Question: Is there a way to exploit the early exercise element of the OEX index instead of fearing it?
Answer: Yes, by exploiting the 15-minute trading window in OEX options.
Since its inception in August 1982, the S&P 100 index has been one of the most popular and liquid indexes; however, many people still consider the early exercise component a mystery. Many brokers instill the fear of God in anyone who trades anything but naked long options in the OEX index. The good news is that if you can add and subtract, then you can thrive in the OEX during the early exercise process.
When you own an OEX call (or put), you also have an embedded free call (or put) in that option. The OEX index is a cash-settled index that derives its price from the largest 100 stocks that close at 4:00 p.m. (EST). Yet, the OEX options market stays open 15 minutes longer, until the close of the S&P 500 index at 4:15 p.m. This 15 minutes opens a whole wonderful world of opportunities for an OEX option owner.
Think about it. How often does news come out right after the NYSE closes? Many companies announce their earnings right after the New York close yet before 4:15 p.m. The cash markets have stopped moving, but the option markets still are open — opportunity exists in this period.

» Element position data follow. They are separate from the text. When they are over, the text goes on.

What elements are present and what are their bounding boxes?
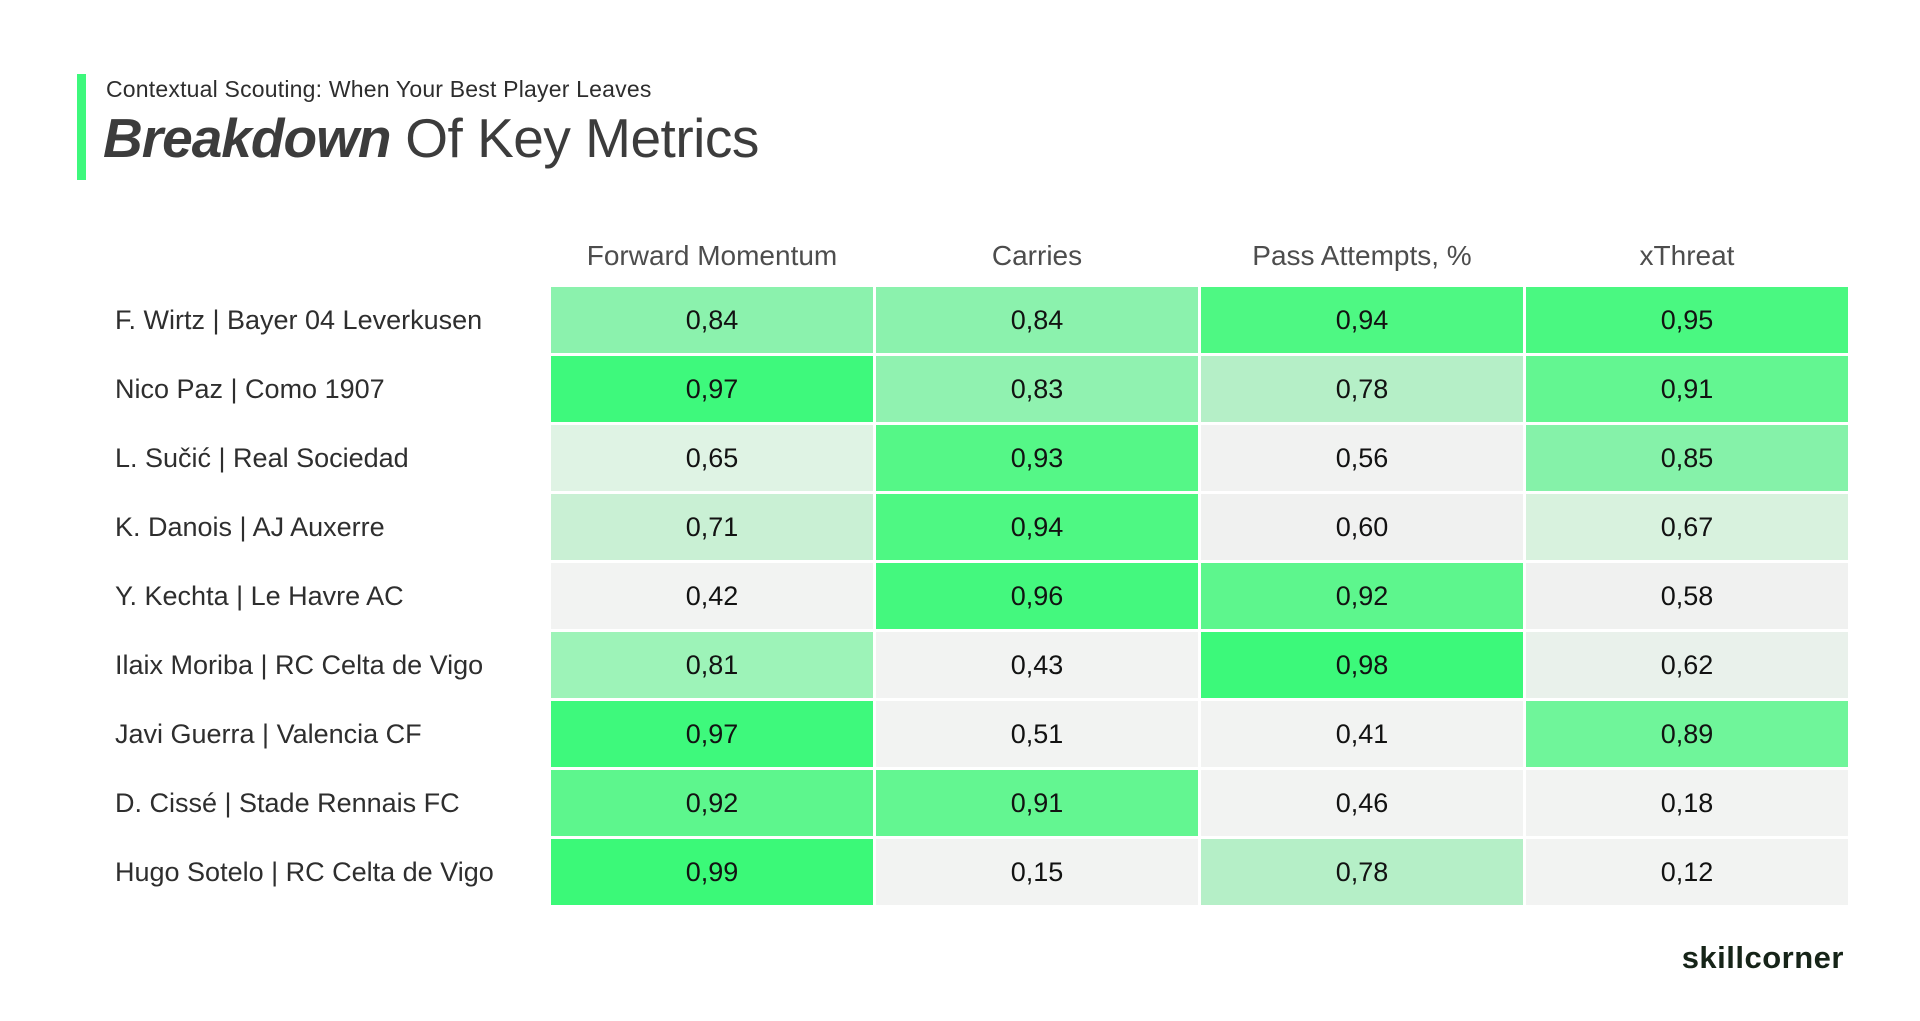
heatmap-cell: 0,96 <box>876 563 1198 629</box>
heatmap-cell: 0,18 <box>1526 770 1848 836</box>
player-label: Y. Kechta | Le Havre AC <box>115 580 404 611</box>
heatmap-cell: 0,78 <box>1201 356 1523 422</box>
heatmap-cell: 0,94 <box>876 494 1198 560</box>
skillcorner-logo: skillcorner <box>1681 940 1844 975</box>
heatmap-cell: 0,15 <box>876 839 1198 905</box>
heatmap-cell: 0,12 <box>1526 839 1848 905</box>
chart-title: Breakdown Of Key Metrics <box>103 106 759 170</box>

The options will continue to move off of the S&P 500 futures, yet they can be exercised at the cash price. It almost sounds illegal.
Suppose that earnings in IBM come out at 4:04 p.m. and they are horrific. In after-market-hours, the world sees that IBM is going to open $20 lower the next morning. This equates to 140 points in the Dow Jones Industrial Index (DJIA). The S&P futures will reflect the bad news and immediately trade lower by a corroborating amount. But remember the OEX cash stopped moving at 4:00 and will not reflect the new price until the next day’s open.